The days dragged on into the fifth week since our arrest. The air became more and more suffocating. The front got closer. News reached us that the Bolshevik army was already on the outskirts of Shedlets. We conferred about our situation and what we could expect from the Polish authorities with the front approaching.
We heard rumours that we'd be sent to Poznań - to the Wronki prison and also that we would be drafted into the army. Others said that we may be released; however we did not believe this and saw in this rumour a provocation on the part of the authorities because the latter discovered our intention to liberate ourselves by force once the Bolsheviks would get closer. The rumour about our impending release was planted by the authorities to dissuade us from our liberation plans. In the meantime the situation became more tense and we were in continuous consultations among ourselves.
One morning Itchele Milgrom called me into a corner of our prison yard and using his considerable oratory talent convinced me that we were in danger of being split up, each being sent to a different prison and thus being left without a cashier and without cash. He suggested that we split the money, to each according to merit. I saw that his proposal made sense and I accepted it.
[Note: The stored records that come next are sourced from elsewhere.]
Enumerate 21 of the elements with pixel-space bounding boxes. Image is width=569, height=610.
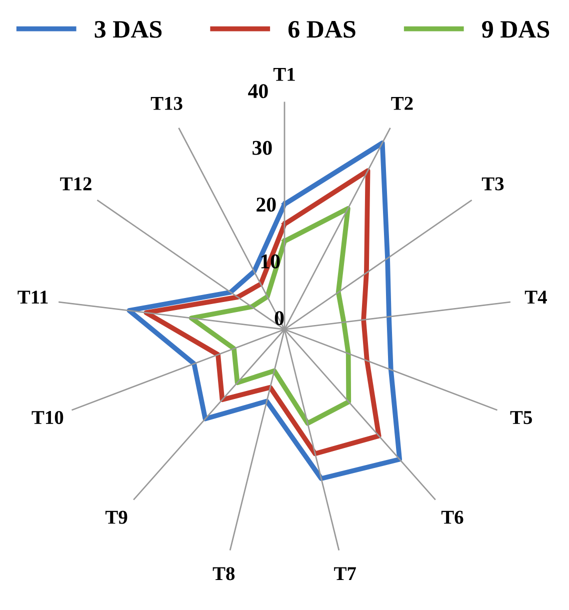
- spoke-label: T4: [524, 290, 547, 304]
- y-tick-label: 0: [274, 311, 284, 326]
- spoke-label: T9: [105, 510, 128, 524]
- spoke-label: T10: [32, 410, 64, 424]
- legend-label: 6 DAS: [288, 21, 356, 38]
- spoke-label: T11: [18, 290, 48, 304]
- spoke-label: T7: [334, 567, 356, 580]
- spoke-label: T6: [441, 510, 464, 524]
- spoke-label: T1: [273, 68, 295, 81]
- y-tick-label: 10: [261, 254, 280, 268]
- spoke-label: T2: [391, 96, 413, 110]
- legend-label: 3 DAS: [94, 21, 162, 38]
- y-tick-label: 30: [252, 140, 272, 155]
- spoke-label: T12: [60, 177, 92, 190]
- spoke-label: T8: [212, 567, 235, 580]
- y-tick-label: 20: [256, 198, 276, 212]
- spoke-label: T5: [510, 411, 532, 424]
- y-tick-label: 40: [248, 84, 268, 98]
- spoke-label: T3: [482, 177, 504, 190]
- spoke-label: T13: [150, 96, 182, 110]
- legend-label: 9 DAS: [482, 21, 550, 38]
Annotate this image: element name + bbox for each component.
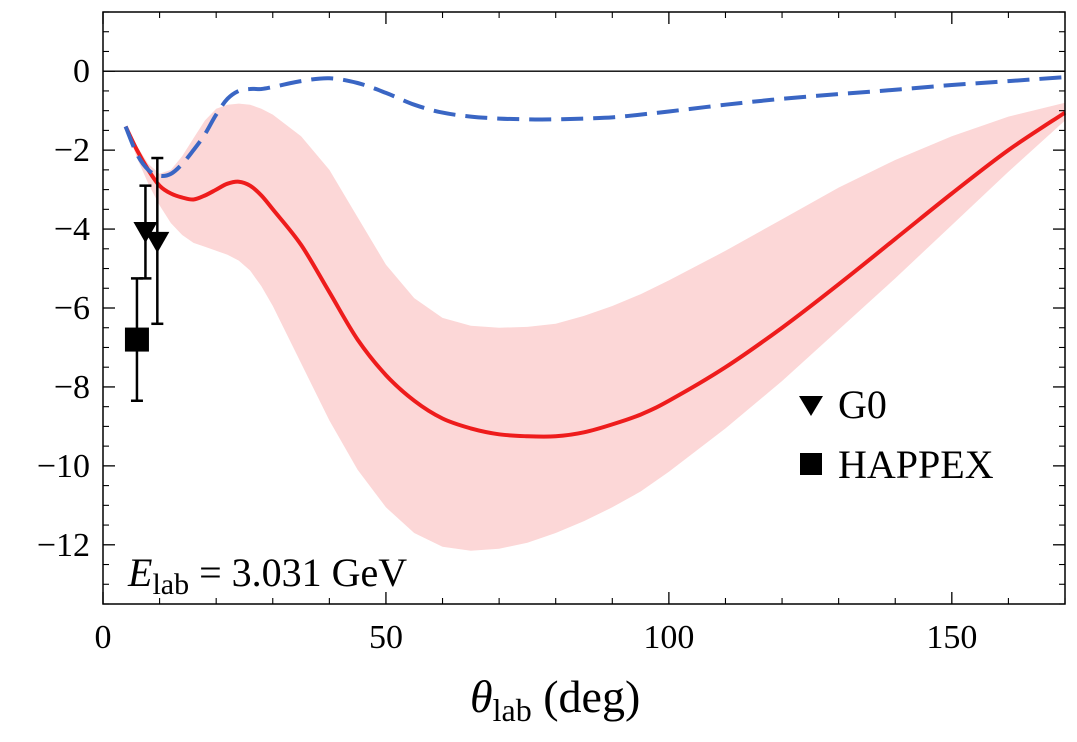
data-point-happex-2: [124, 277, 149, 402]
y-tick-label: −6: [54, 290, 90, 327]
x-axis-label: θlab (deg): [470, 671, 640, 728]
y-tick-label: −10: [37, 448, 90, 485]
x-tick-label: 50: [369, 619, 403, 656]
energy-annotation: Elab = 3.031 GeV: [127, 550, 407, 601]
legend-square-marker: [800, 453, 822, 475]
data-point-g0-1: [145, 156, 170, 326]
square-marker: [124, 327, 149, 352]
y-tick-label: −4: [54, 211, 90, 248]
legend-triangle-marker: [799, 396, 823, 416]
y-tick-label: −12: [37, 527, 90, 564]
triangle-down-marker: [133, 222, 158, 244]
x-axis-subscript: lab: [493, 692, 532, 728]
y-tick-label: 0: [73, 53, 90, 90]
x-tick-label: 100: [643, 619, 694, 656]
legend-label-happex: HAPPEX: [838, 442, 994, 487]
x-axis-unit: (deg): [532, 671, 641, 722]
uncertainty-band-layer: [125, 102, 1066, 551]
triangle-down-marker: [145, 231, 170, 253]
tick-labels: 0 50 100 150 0 −2 −4 −6 −8 −10 −12: [37, 53, 978, 656]
legend-label-g0: G0: [838, 382, 887, 427]
y-tick-label: −2: [54, 132, 90, 169]
data-points-layer: [124, 156, 170, 402]
axis-ticks: [102, 11, 1066, 605]
series-line-solid: [123, 110, 1067, 439]
x-tick-label: 0: [95, 619, 112, 656]
annotation-rest: = 3.031 GeV: [189, 550, 407, 595]
x-tick-label: 150: [926, 619, 977, 656]
uncertainty-band: [125, 102, 1066, 551]
series-layer: [123, 75, 1067, 439]
series-line-dashed: [123, 75, 1066, 179]
annotation-subscript: lab: [152, 568, 189, 601]
legend: G0 HAPPEX: [799, 382, 994, 487]
y-tick-label: −8: [54, 369, 90, 406]
x-axis-symbol: θ: [470, 671, 493, 722]
annotation-symbol: E: [127, 550, 152, 595]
We immediately called a conference of all the detainees from Kałuszyn. Itchele presented his plan, and after a discussion of the possible consequences, it was decided to split the funds. We also made a solemn undertaking that whoever managed to escape or be released and reached Kałuszyn would not make personal use of the money, but would hand it over to the local comrades for social and communal purposes.
The Bolsheviks meanwhile reached Kałuszyn and went beyond on the road to Minsk-Mazovyetsk. We then decided to remain awake during the night and await developments. We felt that that night will be decisive, and so it was.
Around 10-11 in the evening a large contingent of police surrounded the prison and the police commissioner exclaimed: collect your things and come out into the yard!
The commissioner a bespectacled runt with darting eyes walked around the detainees sniffing until he came to Itche Milgrom. After the latter responded to the question of his age, the commissioner released him with poshol von do domu. All the others were lined up and marched off to the Minsk-Mazovyetsk precinct.
A tragic episode almost took place at the precinct. As we stood there a shot was heard, and immediately a poznantchik arrived on horseback from the army forward positions. He accused us of firing the shot and shouted that we all ought to be shot in turn. The police inspector barely managed to convince him that we - the detainees - were not involved, and thus the danger of a bloody outcome was averted.
After a short stay at the precinct, we were ordered to march to Warsaw and mid-morning we arrived at the citadel in the capital.
All able bodied were mobilized into the Polish Army and only a few of our group managed to avoid the draft and reach Kałuszyn.
One of those few was Long Yosef.
He a turner by trade was always short two days to the week as far as livelihood was concerned; poverty was a constant tenant in his household; he never voiced any complaints at either God or man, not even against the bourgeoisie - a quiet and honest workingman, who always related to people with a smile on his face.
I always wondered whether the nickname long wasn't somewhat humiliating for this honourable man. Indeed, his nickname should have been the great Yosef, the great, noble person.
Yosef Safirshtayn performed the mitzvah faithfully and fulfilled the solemn resolution taken in the cell of the Minsk prison. As soon as he arrived in Kałuszyn he forthwith gave the cash his prisoner's share to the local comrades to be used for social and community purposes.
This again confirmed my judgment about the Great Yosef the exceptionally honest man and comrade Yosef Safirshtayn.